FeedBurner Architecture
FeedBurner is a news feed management provider launched in 2004. FeedBurner provides custom RSS feeds and management tools to bloggers, podcasters, and other web-based content publishers. Services provided to publishers include traffic analysis and an optional advertising system.
Site: http://www.feedburner.com
Information Sources
Platform
The Stats
- July 2004: 300Kbps, 5,600 feeds, 3 app servers, 3 web servers 2 DB servers, Round Robin DNS
- April 2005: 5Mbps, 47,700 feeds, 6 app servers, 6 web servers (same machines)
- September 2005: 20Mbps, 109,200 feeds
- Currently: 250 Mbps bandwidth usage, 310 million feed views per day, 100 Million hits per day
The Architecture
- Single-server failure, seen by 1/3 of all users
- Health Check all the way back to the database that is monitored by load balancers to route requests in to live machines on failure.
- Use Cacti and Nagios for monitoring. Using these tools you can look at uptime and performance to identify performance problems.
- Every hit is recorded which slows everything down because of table level locks.
- Used Doug Lea’s concurrency library to do updates in multiple threads.
- Only stats for today are calculated in real-time. Other stats are calculate lazily.
- Use master DB for everything.
- Balance read and read/write load
- Found where we could break up read vs. read/write
- Balanced master vs. slave load
- Everything slowed down, was using the database has cache, used MyISAM
- Add caching layers. RAM on the machines, memcached, and in the database
- When stats get rolled up on demand popular feeds slowed down the whol system
- Turned to batch processing, doing the rollups once a night.
- Wrote to the master too much. More data with each feed. Added more stats tracking for ads, items, and circulation.
- Use merge tables. Truncate the data from 2 days ago.
- Went to horizontal partitioning: ad serving, flare serving, circulation.
- Move hottest tables/queries to own clusters.
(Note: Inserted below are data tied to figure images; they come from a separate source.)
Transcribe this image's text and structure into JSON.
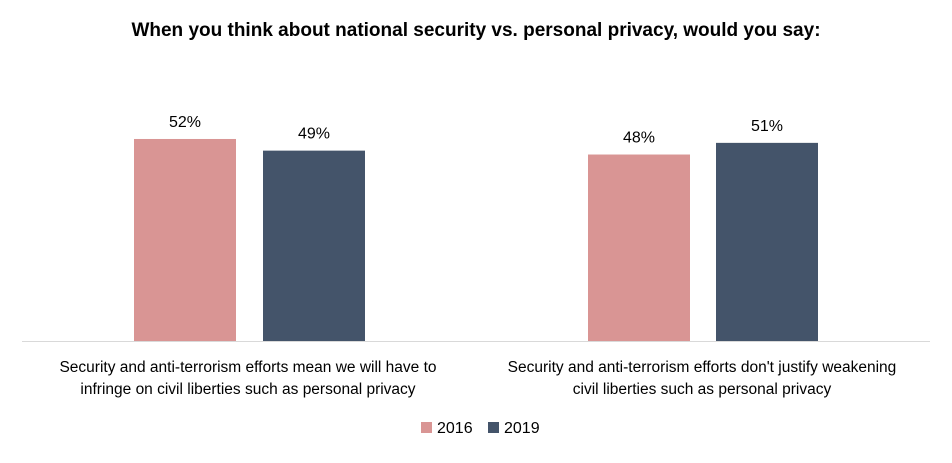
{
  "chart_data": {
    "type": "bar",
    "title": "When you think about national security vs. personal privacy, would you say:",
    "categories": [
      [
        "Security and anti-terrorism efforts mean we will have to",
        "infringe on civil liberties such as personal privacy"
      ],
      [
        "Security and anti-terrorism efforts don't justify weakening",
        "civil liberties such as personal privacy"
      ]
    ],
    "series": [
      {
        "name": "2016",
        "color": "#D99594",
        "values": [
          52,
          48
        ],
        "labels": [
          "52%",
          "48%"
        ]
      },
      {
        "name": "2019",
        "color": "#44546A",
        "values": [
          49,
          51
        ],
        "labels": [
          "49%",
          "51%"
        ]
      }
    ],
    "ylim": [
      0,
      60
    ],
    "grid": false,
    "legend_position": "bottom",
    "xlabel": "",
    "ylabel": ""
  }
}
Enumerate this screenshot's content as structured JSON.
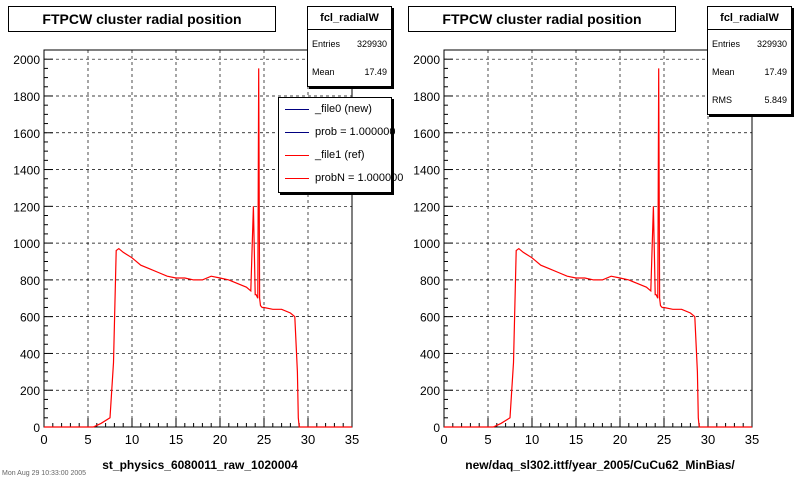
{
  "panels": [
    {
      "title": "FTPCW cluster radial position",
      "stats": {
        "name": "fcl_radialW",
        "rows": [
          {
            "label": "Entries",
            "value": "329930"
          },
          {
            "label": "Mean",
            "value": "17.49"
          }
        ]
      },
      "xcaption": "st_physics_6080011_raw_1020004",
      "legend": [
        {
          "label": "_file0 (new)",
          "color": "#000080"
        },
        {
          "label": "prob = 1.000000",
          "color": "#000080"
        },
        {
          "label": "_file1 (ref)",
          "color": "#ff0000"
        },
        {
          "label": "probN = 1.000000",
          "color": "#ff0000"
        }
      ]
    },
    {
      "title": "FTPCW cluster radial position",
      "stats": {
        "name": "fcl_radialW",
        "rows": [
          {
            "label": "Entries",
            "value": "329930"
          },
          {
            "label": "Mean",
            "value": "17.49"
          },
          {
            "label": "RMS",
            "value": "5.849"
          }
        ]
      },
      "xcaption": "new/daq_sl302.ittf/year_2005/CuCu62_MinBias/",
      "legend": []
    }
  ],
  "footer_text": "Mon Aug 29 10:33:00 2005",
  "chart_data": [
    {
      "type": "line",
      "title": "FTPCW cluster radial position",
      "xlabel": "st_physics_6080011_raw_1020004",
      "ylabel": "",
      "xlim": [
        0,
        35
      ],
      "ylim": [
        0,
        2050
      ],
      "xticks": [
        0,
        5,
        10,
        15,
        20,
        25,
        30,
        35
      ],
      "yticks": [
        0,
        200,
        400,
        600,
        800,
        1000,
        1200,
        1400,
        1600,
        1800,
        2000
      ],
      "grid": true,
      "legend_position": "top-right",
      "series": [
        {
          "name": "_file1 (ref)",
          "color": "#ff0000",
          "x": [
            0,
            5.6,
            6.5,
            7.5,
            7.9,
            8.2,
            8.5,
            9,
            10,
            11,
            12,
            13,
            14,
            15,
            16,
            17,
            18,
            19,
            20,
            21,
            22,
            23,
            23.5,
            23.8,
            24.0,
            24.1,
            24.3,
            24.4,
            24.5,
            24.6,
            24.8,
            25,
            26,
            27,
            28,
            28.5,
            28.8,
            28.9,
            29.0,
            35
          ],
          "y": [
            0,
            0,
            20,
            50,
            350,
            960,
            970,
            950,
            920,
            880,
            860,
            840,
            820,
            810,
            810,
            800,
            800,
            820,
            810,
            800,
            780,
            760,
            740,
            1200,
            720,
            720,
            700,
            1950,
            700,
            660,
            650,
            650,
            640,
            640,
            620,
            600,
            300,
            50,
            0,
            0
          ]
        }
      ]
    },
    {
      "type": "line",
      "title": "FTPCW cluster radial position",
      "xlabel": "new/daq_sl302.ittf/year_2005/CuCu62_MinBias/",
      "ylabel": "",
      "xlim": [
        0,
        35
      ],
      "ylim": [
        0,
        2050
      ],
      "xticks": [
        0,
        5,
        10,
        15,
        20,
        25,
        30,
        35
      ],
      "yticks": [
        0,
        200,
        400,
        600,
        800,
        1000,
        1200,
        1400,
        1600,
        1800,
        2000
      ],
      "grid": true,
      "series": [
        {
          "name": "",
          "color": "#ff0000",
          "x": [
            0,
            5.6,
            6.5,
            7.5,
            7.9,
            8.2,
            8.5,
            9,
            10,
            11,
            12,
            13,
            14,
            15,
            16,
            17,
            18,
            19,
            20,
            21,
            22,
            23,
            23.5,
            23.8,
            24.0,
            24.1,
            24.3,
            24.4,
            24.5,
            24.6,
            24.8,
            25,
            26,
            27,
            28,
            28.5,
            28.8,
            28.9,
            29.0,
            35
          ],
          "y": [
            0,
            0,
            20,
            50,
            350,
            960,
            970,
            950,
            920,
            880,
            860,
            840,
            820,
            810,
            810,
            800,
            800,
            820,
            810,
            800,
            780,
            760,
            740,
            1200,
            720,
            720,
            700,
            1950,
            700,
            660,
            650,
            650,
            640,
            640,
            620,
            600,
            300,
            50,
            0,
            0
          ]
        }
      ]
    }
  ]
}
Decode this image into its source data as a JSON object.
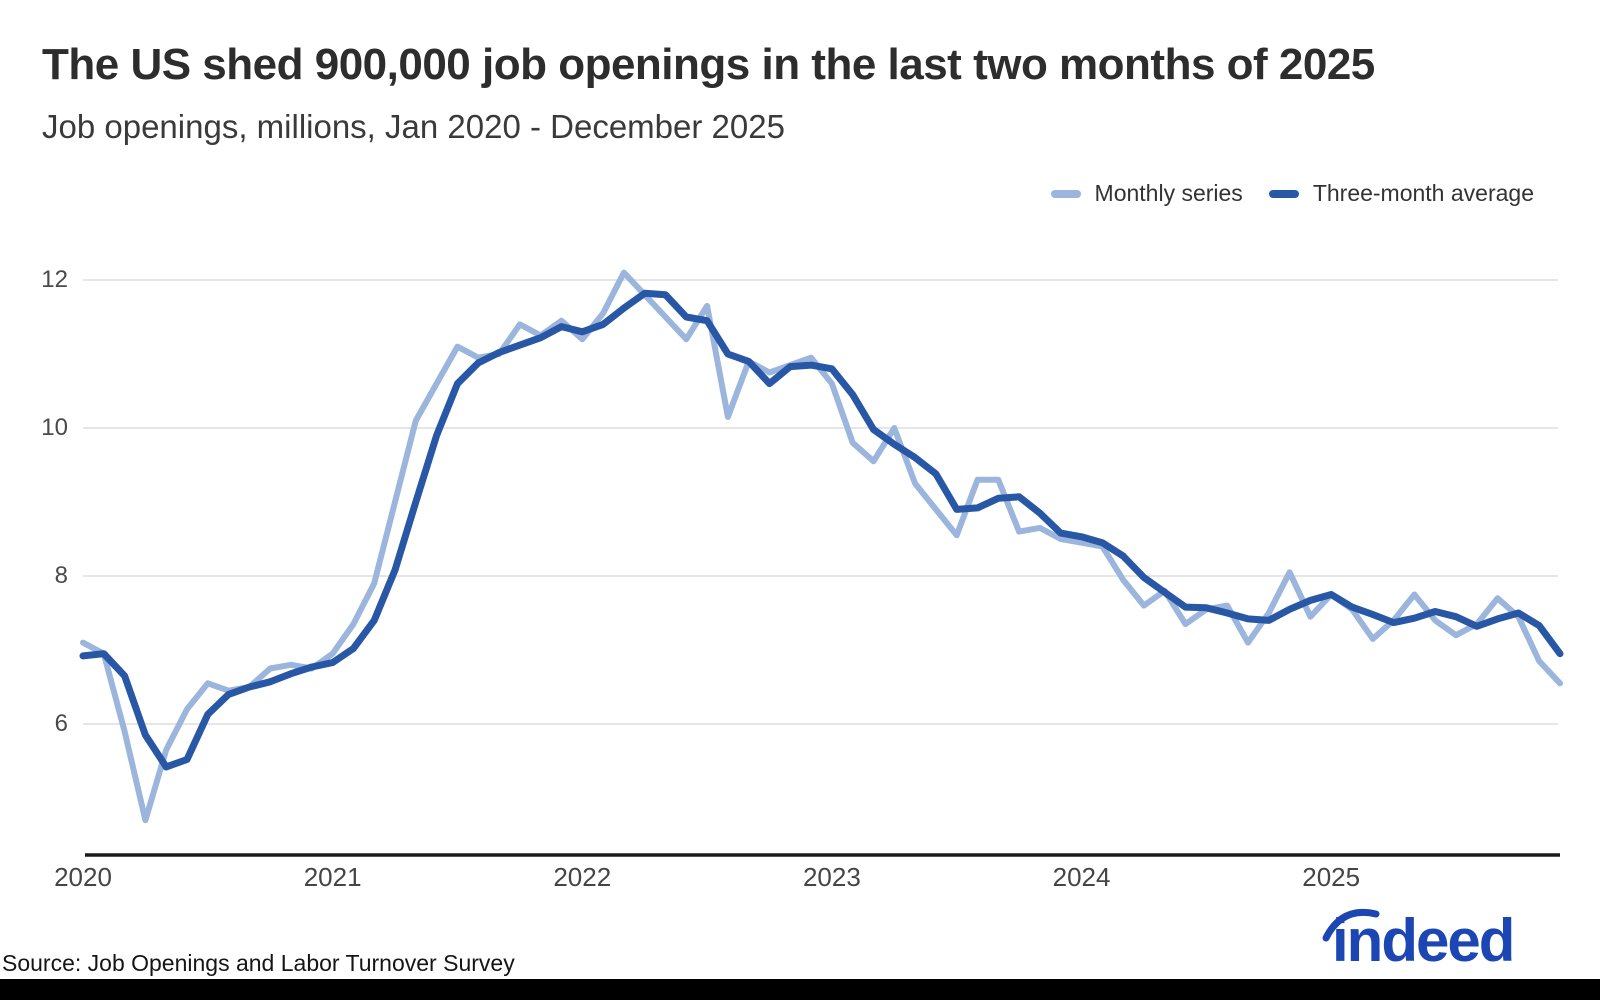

- Using a primary and slave there's a single point of failure because it's hard to promote a slave to a master. Went to a multi master solution.
- Needed a disaster recovery/secondary site.
- Active/active not possible. Too much hardware, didn't like having half the hardware going to waste, and needed a really fast connection between data centers.
- Create custom solution to download feeds to remote servers.